Although Gottlieb Daimler fitted a horse carriage with his four-stroke engine in 1886, Karl Benz is considered the inventor of the modern automobile. His Benz Patent-Motorwagen used a four-stroke, gasoline internal combustion engine to power his vehicle. Unlike bicycles, cars can seat one to seven people.
The Ford Model T is considered to have put America on wheels because it was a mass-produced automobile that ordinary working people could afford. The car was a major force in social and economic change as new industries developed to provide the materials needed for automobile production, and services like gas stations and convenience stores opened.
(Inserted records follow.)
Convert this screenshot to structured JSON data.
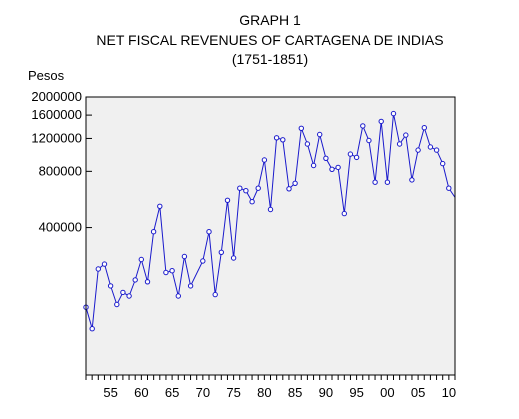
{
  "chart_data": {
    "type": "line",
    "title": "GRAPH 1",
    "subtitle": "NET FISCAL REVENUES OF CARTAGENA DE INDIAS",
    "period": "(1751-1851)",
    "ylabel": "Pesos",
    "yscale": "log",
    "ylim": [
      65000,
      2000000
    ],
    "y_ticks": [
      400000,
      800000,
      1200000,
      1600000,
      2000000
    ],
    "y_tick_labels": [
      "400000",
      "800000",
      "1200000",
      "1600000",
      "2000000"
    ],
    "xlim": [
      1751,
      1811
    ],
    "x_ticks": [
      1755,
      1760,
      1765,
      1770,
      1775,
      1780,
      1785,
      1790,
      1795,
      1800,
      1805,
      1810
    ],
    "x_tick_labels": [
      "55",
      "60",
      "65",
      "70",
      "75",
      "80",
      "85",
      "90",
      "95",
      "00",
      "05",
      "10"
    ],
    "grid": false,
    "line_color": "#1a1acc",
    "plot_background": "#f0f0f0",
    "series": [
      {
        "x": [
          1751,
          1752,
          1753,
          1754,
          1755,
          1756,
          1757,
          1758,
          1759,
          1760,
          1761,
          1762,
          1763,
          1764,
          1765,
          1766,
          1767,
          1768,
          1770,
          1771,
          1772,
          1773,
          1774,
          1775,
          1776,
          1777,
          1778,
          1779,
          1780,
          1781,
          1782,
          1783,
          1784,
          1785,
          1786,
          1787,
          1788,
          1789,
          1790,
          1791,
          1792,
          1793,
          1794,
          1795,
          1796,
          1797,
          1798,
          1799,
          1800,
          1801,
          1802,
          1803,
          1804,
          1805,
          1806,
          1807,
          1808,
          1809,
          1810,
          1811
        ],
        "y": [
          150000,
          115000,
          240000,
          255000,
          195000,
          155000,
          180000,
          172000,
          210000,
          270000,
          205000,
          380000,
          520000,
          230000,
          235000,
          172000,
          280000,
          195000,
          265000,
          380000,
          175000,
          295000,
          560000,
          275000,
          650000,
          630000,
          550000,
          650000,
          920000,
          500000,
          1210000,
          1180000,
          645000,
          690000,
          1360000,
          1120000,
          860000,
          1260000,
          940000,
          820000,
          840000,
          475000,
          990000,
          950000,
          1400000,
          1170000,
          700000,
          1480000,
          700000,
          1630000,
          1120000,
          1250000,
          720000,
          1040000,
          1370000,
          1080000,
          1040000,
          880000,
          650000,
          580000
        ]
      }
    ]
  }
}
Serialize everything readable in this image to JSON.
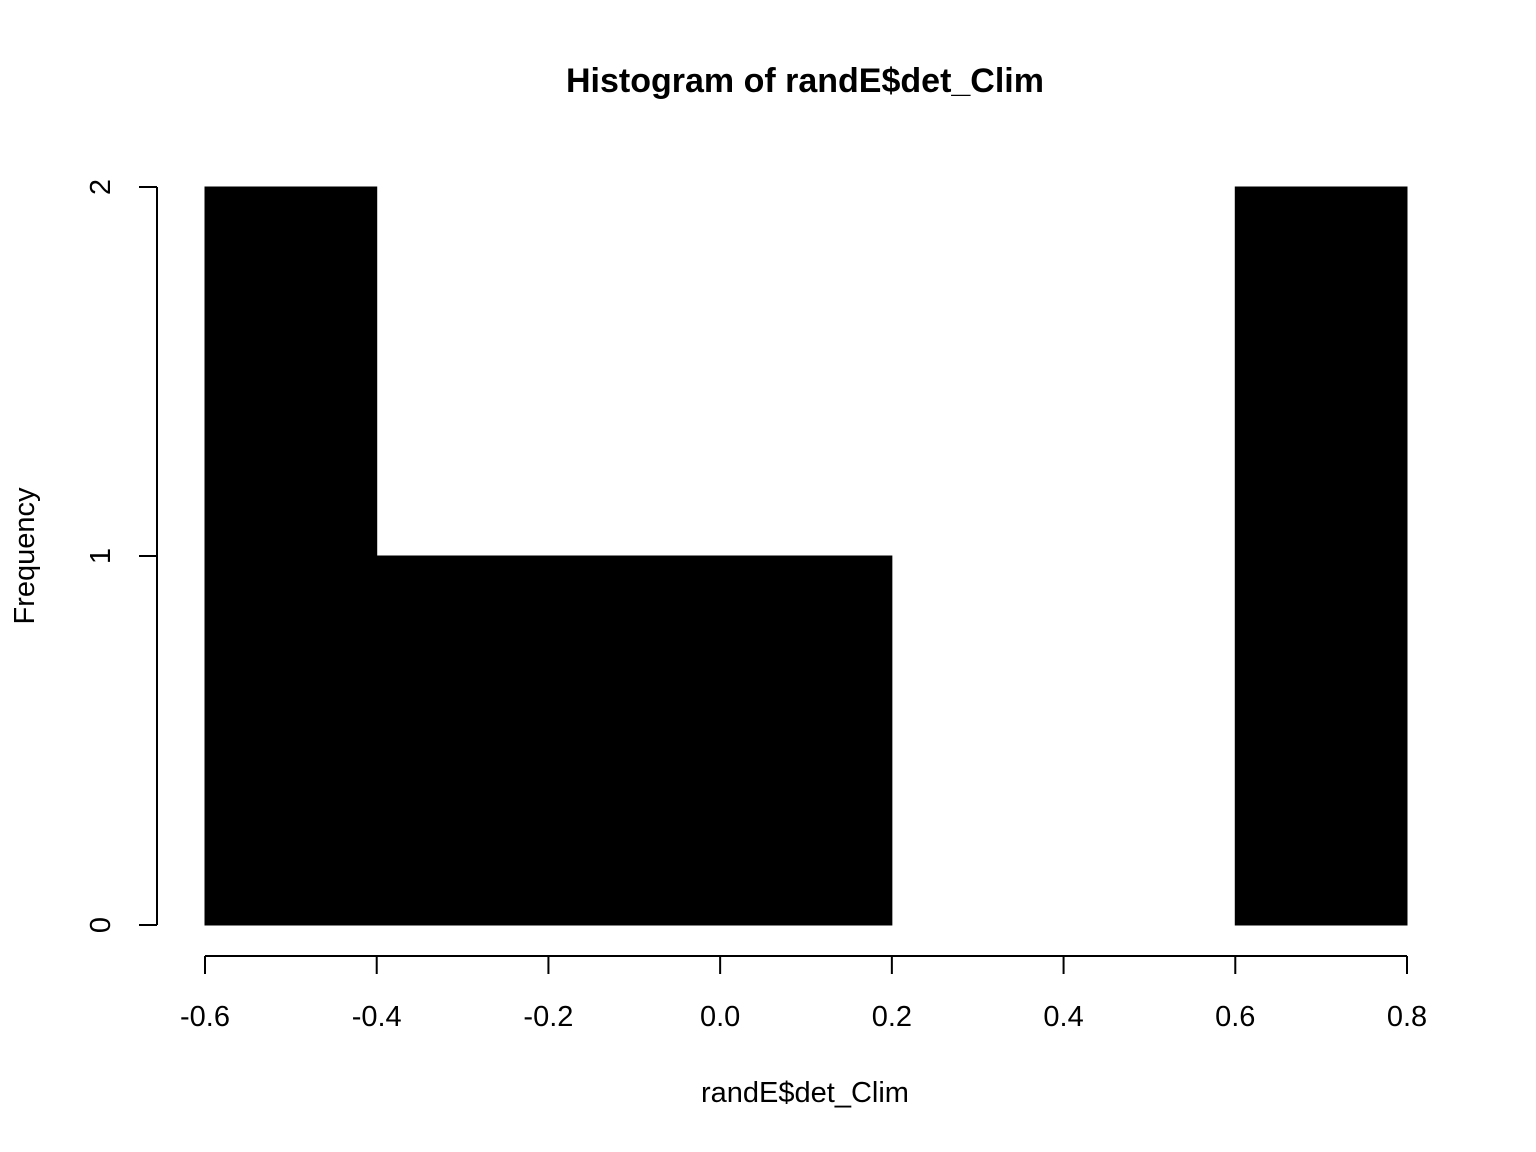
{
  "chart_data": {
    "type": "bar",
    "histogram": true,
    "title": "Histogram of randE$det_Clim",
    "xlabel": "randE$det_Clim",
    "ylabel": "Frequency",
    "bins": [
      {
        "x0": -0.6,
        "x1": -0.4,
        "count": 2
      },
      {
        "x0": -0.4,
        "x1": -0.2,
        "count": 1
      },
      {
        "x0": -0.2,
        "x1": 0.0,
        "count": 1
      },
      {
        "x0": 0.0,
        "x1": 0.2,
        "count": 1
      },
      {
        "x0": 0.2,
        "x1": 0.4,
        "count": 0
      },
      {
        "x0": 0.4,
        "x1": 0.6,
        "count": 0
      },
      {
        "x0": 0.6,
        "x1": 0.8,
        "count": 2
      }
    ],
    "xlim": [
      -0.6,
      0.8
    ],
    "ylim": [
      0,
      2
    ],
    "xticks": [
      {
        "value": -0.6,
        "label": "-0.6"
      },
      {
        "value": -0.4,
        "label": "-0.4"
      },
      {
        "value": -0.2,
        "label": "-0.2"
      },
      {
        "value": 0.0,
        "label": "0.0"
      },
      {
        "value": 0.2,
        "label": "0.2"
      },
      {
        "value": 0.4,
        "label": "0.4"
      },
      {
        "value": 0.6,
        "label": "0.6"
      },
      {
        "value": 0.8,
        "label": "0.8"
      }
    ],
    "yticks": [
      {
        "value": 0,
        "label": "0"
      },
      {
        "value": 1,
        "label": "1"
      },
      {
        "value": 2,
        "label": "2"
      }
    ],
    "bar_color": "#000000",
    "grid": false,
    "legend": "none"
  }
}
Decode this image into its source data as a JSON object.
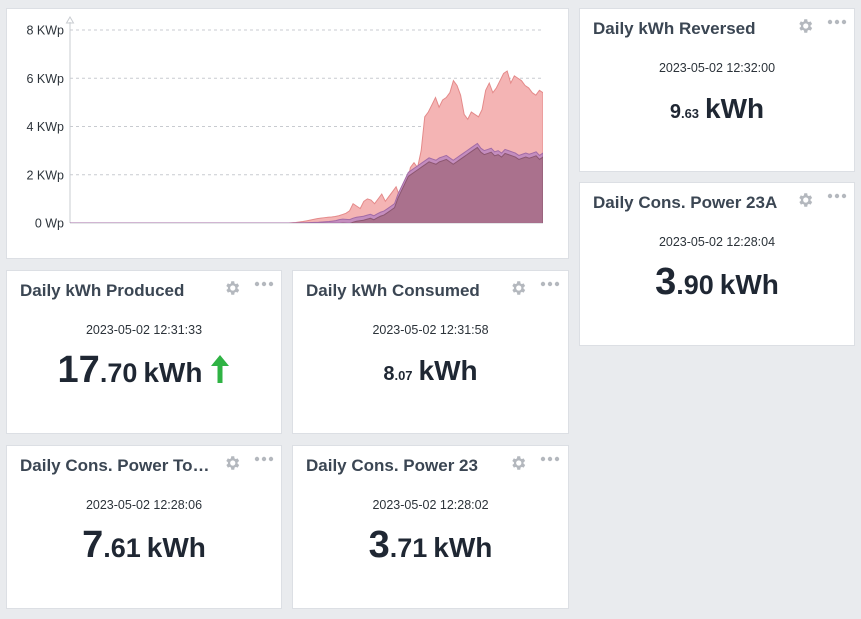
{
  "chart_data": {
    "type": "area",
    "y_tick_labels": [
      "0 Wp",
      "2 KWp",
      "4 KWp",
      "6 KWp",
      "8 KWp"
    ],
    "ylim": [
      0,
      8000
    ],
    "grid": true,
    "series": [
      {
        "color": "#f4b4b4",
        "stroke": "#e48a8a",
        "values": [
          0,
          0,
          0,
          0,
          0,
          0,
          0,
          0,
          0,
          0,
          0,
          0,
          0,
          0,
          0,
          0,
          0,
          0,
          0,
          0,
          0,
          0,
          0,
          0,
          0,
          0,
          0,
          0,
          0,
          0,
          0,
          0,
          0,
          0,
          0,
          0,
          0,
          0,
          0,
          0,
          0,
          0,
          0,
          0,
          0,
          0,
          0,
          0,
          0,
          0,
          0,
          0,
          0,
          0,
          0,
          0,
          0,
          0,
          0,
          0,
          0,
          0,
          10,
          20,
          40,
          60,
          90,
          120,
          150,
          180,
          200,
          220,
          240,
          250,
          270,
          300,
          350,
          400,
          500,
          800,
          700,
          600,
          900,
          1000,
          950,
          800,
          1000,
          1200,
          900,
          1100,
          1300,
          1500,
          1100,
          1300,
          1600,
          2300,
          2500,
          2300,
          3000,
          4400,
          4600,
          4900,
          5200,
          4800,
          5100,
          5200,
          5400,
          5900,
          5700,
          5300,
          4500,
          4300,
          4600,
          4500,
          4400,
          4700,
          5500,
          5800,
          5400,
          5600,
          5900,
          6200,
          6300,
          5800,
          6100,
          6000,
          5900,
          5700,
          5600,
          5400,
          5300,
          5500,
          5400
        ]
      },
      {
        "color": "#c18bbf",
        "stroke": "#a36ba5",
        "values": [
          0,
          0,
          0,
          0,
          0,
          0,
          0,
          0,
          0,
          0,
          0,
          0,
          0,
          0,
          0,
          0,
          0,
          0,
          0,
          0,
          0,
          0,
          0,
          0,
          0,
          0,
          0,
          0,
          0,
          0,
          0,
          0,
          0,
          0,
          0,
          0,
          0,
          0,
          0,
          0,
          0,
          0,
          0,
          0,
          0,
          0,
          0,
          0,
          0,
          0,
          0,
          0,
          0,
          0,
          0,
          0,
          0,
          0,
          0,
          0,
          0,
          0,
          0,
          0,
          0,
          5,
          5,
          10,
          10,
          15,
          20,
          25,
          30,
          40,
          50,
          60,
          80,
          100,
          140,
          160,
          150,
          140,
          200,
          240,
          260,
          280,
          320,
          360,
          300,
          380,
          450,
          500,
          600,
          700,
          800,
          1200,
          1500,
          1800,
          2100,
          2200,
          2300,
          2400,
          2500,
          2600,
          2700,
          2650,
          2600,
          2700,
          2750,
          2800,
          2700,
          2600,
          2700,
          2800,
          2900,
          3000,
          3100,
          3200,
          3300,
          3100,
          3000,
          3050,
          3100,
          2950,
          3000,
          2900,
          3050,
          3000,
          2950,
          2900,
          2800,
          2850,
          2900,
          2850,
          2900,
          2950,
          2800,
          2900
        ]
      },
      {
        "color": "#a76e87",
        "stroke": "#8c5670",
        "values": [
          0,
          0,
          0,
          0,
          0,
          0,
          0,
          0,
          0,
          0,
          0,
          0,
          0,
          0,
          0,
          0,
          0,
          0,
          0,
          0,
          0,
          0,
          0,
          0,
          0,
          0,
          0,
          0,
          0,
          0,
          0,
          0,
          0,
          0,
          0,
          0,
          0,
          0,
          0,
          0,
          0,
          0,
          0,
          0,
          0,
          0,
          0,
          0,
          0,
          0,
          0,
          0,
          0,
          0,
          0,
          0,
          0,
          0,
          0,
          0,
          0,
          0,
          0,
          0,
          0,
          5,
          5,
          10,
          10,
          15,
          20,
          25,
          30,
          40,
          50,
          60,
          80,
          100,
          140,
          160,
          150,
          140,
          200,
          240,
          260,
          280,
          320,
          360,
          300,
          380,
          450,
          500,
          600,
          700,
          800,
          1200,
          1500,
          1800,
          2100,
          2200,
          2300,
          2400,
          2500,
          2600,
          2700,
          2650,
          2600,
          2700,
          2750,
          2800,
          2700,
          2600,
          2700,
          2800,
          2900,
          3000,
          3100,
          3200,
          3300,
          3100,
          3000,
          3050,
          3100,
          2950,
          3000,
          2900,
          3050,
          3000,
          2950,
          2900,
          2800,
          2850,
          2900,
          2850,
          2900,
          2950,
          2800,
          2900
        ]
      }
    ]
  },
  "widgets": {
    "reversed": {
      "title": "Daily kWh Reversed",
      "timestamp": "2023-05-02 12:32:00",
      "int": "9",
      "dec": ".63",
      "unit": "kWh"
    },
    "power23a": {
      "title": "Daily Cons. Power 23A",
      "timestamp": "2023-05-02 12:28:04",
      "int": "3",
      "dec": ".90",
      "unit": "kWh"
    },
    "produced": {
      "title": "Daily kWh Produced",
      "timestamp": "2023-05-02 12:31:33",
      "int": "17",
      "dec": ".70",
      "unit": "kWh",
      "trend_icon": "arrow-up-icon",
      "trend_color": "#2fb344"
    },
    "consumed": {
      "title": "Daily kWh Consumed",
      "timestamp": "2023-05-02 12:31:58",
      "int": "8",
      "dec": ".07",
      "unit": "kWh"
    },
    "total": {
      "title": "Daily Cons. Power To…",
      "timestamp": "2023-05-02 12:28:06",
      "int": "7",
      "dec": ".61",
      "unit": "kWh"
    },
    "power23": {
      "title": "Daily Cons. Power 23",
      "timestamp": "2023-05-02 12:28:02",
      "int": "3",
      "dec": ".71",
      "unit": "kWh"
    }
  },
  "icons": {
    "settings": "gear-icon",
    "menu": "more-dots-icon"
  },
  "colors": {
    "icon": "#b4b8be",
    "background": "#e9ebee"
  }
}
After World War II, market saturation coincided with technological stagnation; engineering was subordinated to the questionable aesthetics of nonfunctional styling and quality deteriorated. Automobiles were also perceived as a source of air pollution and as a drain on dwindling oil reserves. In the 1960s, American automobile companies were losing market share to German and Japanese manufacturers of fuel-efficient, functionally designed, well-built small cars. The era of the annually restyled road cruiser was ending as a new age of electronics was beginning.